Being new to making coffee I didn’t quite suss to what being the only barista on a machine for a 100-seat café means. It means getting absolutely pumped from 7am-12pm making coffee as fast as humanly possible sustaining a 15-minute wait time for 5 hours. This was where I paid my dues for 2 years straight.
Doesn’t sound fun yet? I agree. Well after that two years I applied again (and had another pretty average interview) and eventually landed a job at a local coffee roastery, initially as their sales rep. Confession: I was awful at that job and really didn’t enjoy it. After that, I ran their espresso bar, then became their barista trainer, then I learned to roast and managed the production facility. Early on after joining I started competing as a barista in the barista championships. There was a bunch of my work colleagues competing and I wanted to join in so as not to be the only one left out. Once I got started it reminded me a lot of performing music on stage so I kept on going. It led me to work with farmers to find amazing coffees to present and eventually to creating my own unique method of processing coffee. By the end of my 9 years straight I had won my regional competition 3 times, Australia 2 times and came 4th at the WBC in 2014. I hung up my boots in 2015 after placing 2nd but you never know you might see me on stage sometime soon as I really enjoyed the intense focus on making amazing coffee and making awesome friends.

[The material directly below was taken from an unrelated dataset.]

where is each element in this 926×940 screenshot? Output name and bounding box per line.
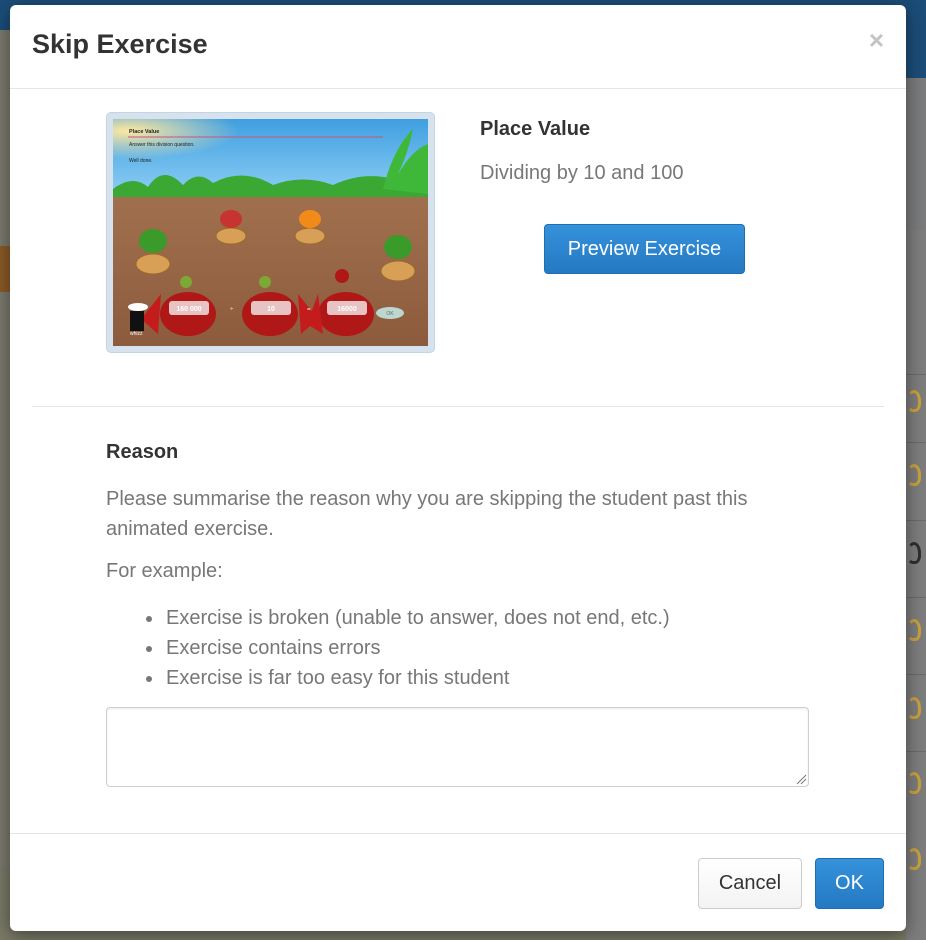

If you haven’t sussed out by now I am a curious individual so along the way I heard about Q Grading and as I was sourcing green coffee and running the roastery at the time it felt like a good idea to do the course. I ended up enrolling in the first Q Grader course offered in Australia in 2011. It was eye opening. So many coffees cupped and graded, it really got me focused on accurately cupping and building my flavour memory. It has been an excellent skill that has served me well over the years, particularly at origin sourcing coffee. I am confident I can accurately cup many samples even if I’m tired, jet lagged, and road weary. It has led to becoming certified as a WBC sensory judge recently combining my enjoyment of tasting coffee and giving back to the current batch of courageous coffee professionals putting it all on the line on stage.